KUSA – Judith Wilson holds onto the memories of her son before the cycle began.
“This is one of my favorites,” Wilson said, flipping through photos of her son, Forrest. “He was born with a full head of auburn hair.”
Forrest is now 23.
“From [the age of] five until now, he’s been dealing with the bipolar and trying to find the right medicines,” Wilson said. “He’ll become delusional and then the mania sets in.”
Wilson said her son has been placed on a 72-hour mental health hold so many times, it’s almost become routine.
“I’ve lost count,” Wilson said. “It’s a dozen or more.”
Under Colorado law, police and health care professionals can place someone on an M1 hold if they appear to be mentally ill and an imminent danger to themselves and others. Wilson said she feels stuck in the M1 hold cycle.
“We’re just M1 hold, [he] comes home for a little bit, does all right, ends up on an M1 hold again.”
Sometimes, Wilson worries her son isn’t ready to come home after the three-day, M1 hold. One facility, she said, offered to drop Forrest off at a homeless shelter if Wilson didn’t want to take him home.
“Which isn’t an option,” Wilson said. “It shouldn’t be that way.”
Wilson supports a new bill that would help people experiencing a mental health emergency get access to treatment and housing.
“Senate Bill 270 would create a transition specialist program to help people who are exiting hospitals or other facilities after mental health emergencies,” explained Andrew Romanoff.
Romanoff is president and CEO of Mental Health Colorado which is backing the proposal that was introduced last Friday with bipartisan support.

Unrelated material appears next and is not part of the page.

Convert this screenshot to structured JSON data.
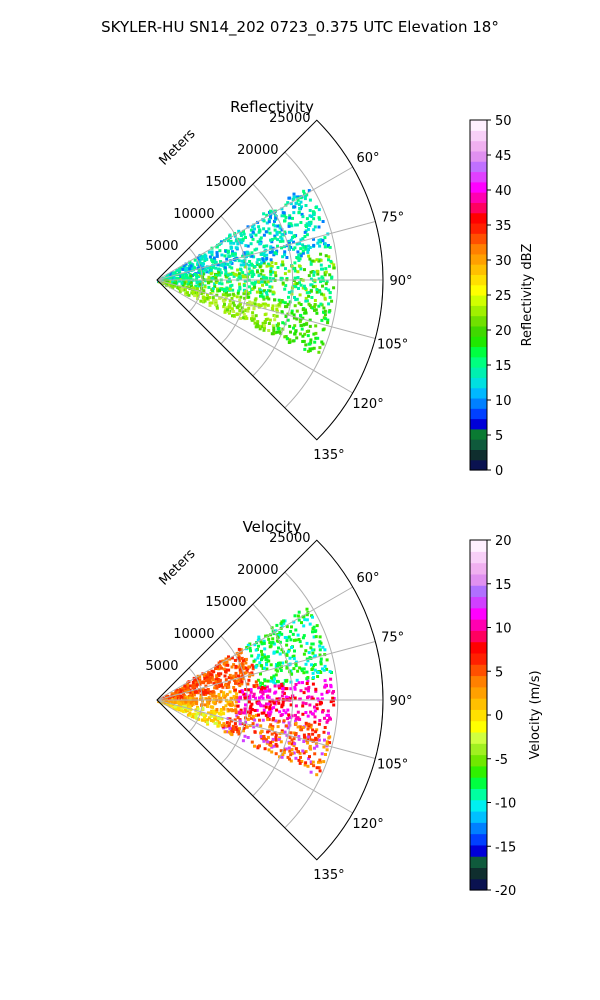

“This bill would provide assistance in access to healthcare and housing, residential placement in some cases, supportive services and it would also direct the state to actually get a handle on this population,” Romanoff said.
Under the bill, the Office of Behavioral Health would be tasked to come up with a plan for expanding access to transitional services for individuals experiencing a mental health emergency. Romanoff said more than 35,000 Coloradans could use that kind of help.
“This is not just a statistical crisis. It’s profoundly personal,” Romanoff said. “I lost my closest relative to suicide three years ago in part because of a mental illness that we didn’t detect or diagnosis or treat.”
If the bill passes, $3.5 million would go to the program in its first year. Judith Wilson said she is hopeful it will help her son.
“It would help him with situations if he’s not doing very well and can’t come home, he would have a place to go,” she said. “They would help with housing. They would help with residential treatment.”